Last week, I walked out of the grocery store to my car with a bag of groceries in one hand and my phone, wallet and a pack of gum in the other.
As soon as I saw the gum, I thought, “Shoot, I didn't pay for this!”
I was immediately struck with guilt and knew I needed to head back into the store.
I approached the cashier and told her about my error.
She smiled, thanked me for my honesty and promptly rung me up.
I couldn't believe what I had just done. What was I thinking (apparently, I wasn't)? I mean, I didn't even realize I had the gum in my hand until I was almost to my car!
I'm known to be a bit absent-minded at times – leaving car keys, cell phones and even my wallet in various places. I usually get them back, but walking out of a store with an item I didn't pay for was something that just shocked me.
The surprise bank transfer
Now, I don't want to seem like I'm propping myself up here to look like a saint in promptly owning up to my error. It's what we all should do.
Then, yesterday, I came across the story of Robert and Tiffany. There's no need to include their last names or where they're from (you can find this all out by doing a little digging on your own or following the preceding link).
Apparently $120,000 was mistakenly transferred into their account this May by a BB&T Bank teller who typed in the wrong number.
One day they had $1,200 in their account. The next, $121,200.
Of course, the couple promptly realized what had happened and called up BB&T, right?
They went on a little shopping spree, purchasing a four-wheeler, an SUV, a trailer and a race car (what?) over a two week period.
When the bank realized their error, they made numerous attempts to reach out to the couple in an effort to reclaim the money.

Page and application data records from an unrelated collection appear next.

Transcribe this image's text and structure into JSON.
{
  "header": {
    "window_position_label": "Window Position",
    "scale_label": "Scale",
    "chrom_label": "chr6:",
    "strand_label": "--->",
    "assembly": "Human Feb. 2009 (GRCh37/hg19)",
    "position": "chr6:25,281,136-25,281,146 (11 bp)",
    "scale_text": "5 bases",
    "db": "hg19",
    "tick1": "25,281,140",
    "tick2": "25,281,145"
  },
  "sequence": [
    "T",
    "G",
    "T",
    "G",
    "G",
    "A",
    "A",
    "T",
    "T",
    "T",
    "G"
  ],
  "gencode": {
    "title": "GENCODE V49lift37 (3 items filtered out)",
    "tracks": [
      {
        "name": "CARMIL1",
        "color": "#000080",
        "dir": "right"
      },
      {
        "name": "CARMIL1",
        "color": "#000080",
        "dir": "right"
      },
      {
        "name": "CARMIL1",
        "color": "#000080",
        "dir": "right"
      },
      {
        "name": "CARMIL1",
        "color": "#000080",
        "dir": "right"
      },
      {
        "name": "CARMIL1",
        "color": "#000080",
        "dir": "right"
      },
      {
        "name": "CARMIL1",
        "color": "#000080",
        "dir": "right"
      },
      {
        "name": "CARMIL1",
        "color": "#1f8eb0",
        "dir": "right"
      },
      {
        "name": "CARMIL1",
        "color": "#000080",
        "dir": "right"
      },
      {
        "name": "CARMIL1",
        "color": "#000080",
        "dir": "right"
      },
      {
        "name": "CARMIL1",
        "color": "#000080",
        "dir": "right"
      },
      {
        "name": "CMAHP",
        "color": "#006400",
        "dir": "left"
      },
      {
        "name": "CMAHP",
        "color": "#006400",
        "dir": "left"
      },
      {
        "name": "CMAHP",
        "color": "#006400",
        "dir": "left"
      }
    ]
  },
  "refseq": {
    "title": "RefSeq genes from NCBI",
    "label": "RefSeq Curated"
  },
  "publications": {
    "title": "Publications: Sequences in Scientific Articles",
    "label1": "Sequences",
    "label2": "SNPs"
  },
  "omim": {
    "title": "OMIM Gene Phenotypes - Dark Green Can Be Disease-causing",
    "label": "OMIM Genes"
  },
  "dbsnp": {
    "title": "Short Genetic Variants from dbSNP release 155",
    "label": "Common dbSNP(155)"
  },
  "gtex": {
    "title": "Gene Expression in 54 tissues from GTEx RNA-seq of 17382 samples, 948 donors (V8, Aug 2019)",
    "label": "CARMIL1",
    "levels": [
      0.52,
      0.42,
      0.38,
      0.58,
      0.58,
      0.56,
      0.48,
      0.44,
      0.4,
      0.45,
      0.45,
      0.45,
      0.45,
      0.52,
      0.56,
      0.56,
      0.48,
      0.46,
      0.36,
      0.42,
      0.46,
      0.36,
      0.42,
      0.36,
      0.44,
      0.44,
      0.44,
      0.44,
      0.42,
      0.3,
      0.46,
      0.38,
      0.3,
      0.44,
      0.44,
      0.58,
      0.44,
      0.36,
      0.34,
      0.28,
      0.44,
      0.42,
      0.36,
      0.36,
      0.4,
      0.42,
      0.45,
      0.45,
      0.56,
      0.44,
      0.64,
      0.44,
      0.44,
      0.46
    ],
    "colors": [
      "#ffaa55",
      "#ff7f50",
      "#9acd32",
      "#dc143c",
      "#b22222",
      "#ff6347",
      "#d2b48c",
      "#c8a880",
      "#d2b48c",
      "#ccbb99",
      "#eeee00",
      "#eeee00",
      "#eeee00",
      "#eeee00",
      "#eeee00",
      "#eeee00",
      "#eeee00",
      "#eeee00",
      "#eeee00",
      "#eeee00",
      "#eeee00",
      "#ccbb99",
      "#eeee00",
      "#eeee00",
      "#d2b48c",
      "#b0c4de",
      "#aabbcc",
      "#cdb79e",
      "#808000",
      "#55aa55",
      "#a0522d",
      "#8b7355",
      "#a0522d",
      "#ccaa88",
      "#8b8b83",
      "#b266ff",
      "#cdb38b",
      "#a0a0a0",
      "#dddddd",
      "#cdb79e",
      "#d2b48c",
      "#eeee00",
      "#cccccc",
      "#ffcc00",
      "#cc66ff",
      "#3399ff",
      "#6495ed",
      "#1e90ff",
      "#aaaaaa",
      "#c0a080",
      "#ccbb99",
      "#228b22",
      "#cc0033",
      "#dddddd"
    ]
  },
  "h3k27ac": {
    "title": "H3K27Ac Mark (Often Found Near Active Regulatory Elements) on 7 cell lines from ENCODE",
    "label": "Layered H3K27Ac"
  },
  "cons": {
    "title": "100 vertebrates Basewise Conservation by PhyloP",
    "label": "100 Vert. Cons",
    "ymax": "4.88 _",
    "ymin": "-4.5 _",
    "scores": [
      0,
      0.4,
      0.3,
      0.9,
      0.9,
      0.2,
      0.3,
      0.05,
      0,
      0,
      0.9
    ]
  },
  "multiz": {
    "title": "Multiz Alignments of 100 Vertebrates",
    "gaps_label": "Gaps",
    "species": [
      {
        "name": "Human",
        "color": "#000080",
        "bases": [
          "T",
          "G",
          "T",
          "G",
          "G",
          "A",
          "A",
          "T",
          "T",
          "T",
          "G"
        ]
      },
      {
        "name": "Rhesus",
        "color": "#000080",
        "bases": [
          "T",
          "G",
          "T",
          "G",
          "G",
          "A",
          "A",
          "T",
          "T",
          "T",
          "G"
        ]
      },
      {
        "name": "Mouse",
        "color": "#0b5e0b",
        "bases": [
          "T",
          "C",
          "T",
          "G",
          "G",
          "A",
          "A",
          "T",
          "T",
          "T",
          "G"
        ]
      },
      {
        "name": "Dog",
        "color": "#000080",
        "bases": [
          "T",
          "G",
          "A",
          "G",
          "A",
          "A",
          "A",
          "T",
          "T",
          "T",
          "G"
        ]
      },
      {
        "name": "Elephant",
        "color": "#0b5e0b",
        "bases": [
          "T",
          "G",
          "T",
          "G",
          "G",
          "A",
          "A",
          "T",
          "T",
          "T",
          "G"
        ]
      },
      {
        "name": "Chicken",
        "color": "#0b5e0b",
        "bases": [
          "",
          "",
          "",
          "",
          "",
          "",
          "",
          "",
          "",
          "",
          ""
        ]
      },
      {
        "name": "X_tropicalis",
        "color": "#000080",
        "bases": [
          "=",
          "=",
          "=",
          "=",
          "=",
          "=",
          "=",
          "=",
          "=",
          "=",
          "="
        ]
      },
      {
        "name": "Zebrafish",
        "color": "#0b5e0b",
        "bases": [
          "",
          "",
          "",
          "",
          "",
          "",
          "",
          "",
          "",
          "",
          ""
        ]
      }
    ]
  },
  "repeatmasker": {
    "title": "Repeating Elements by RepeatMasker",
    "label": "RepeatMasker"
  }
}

Unable to do so, they made the decision to file legal action.
The couple now faces four felony charges (each).
Asked about the incident, they blamed the whole thing on some poor legal advice they had gotten. With each felony count costing up to 10 years in prison, Robert and Tiffany need a bit of grace.
No judgment, but…
After being caught, I wouldn't doubt the couple feels awful about the situation and wishes they could go back and make a different decision. But what startles me about the whole incident is their response.
Granted, we'd all love to wake up and see a $100,000+ in our bank accounts. But, if there were no rhyme or reason for it being there, wouldn't you wonder how or why it had gotten there? Wouldn't your first call be to the bank?
“Ah, are you guys missing about $120,000?”
Instead, they chose to spend almost all of it in a short period of time. And, also preceded to blame it on “poor legal advice.” (Granted they did give about $15k to some friends who needed it).
Maybe I'm being too harsh.
What are your thoughts on this story? What would you have done if $100k happened to appear in your bank account this afternoon? What if the amount was $1,200? $120? Or even $12? Would you report it?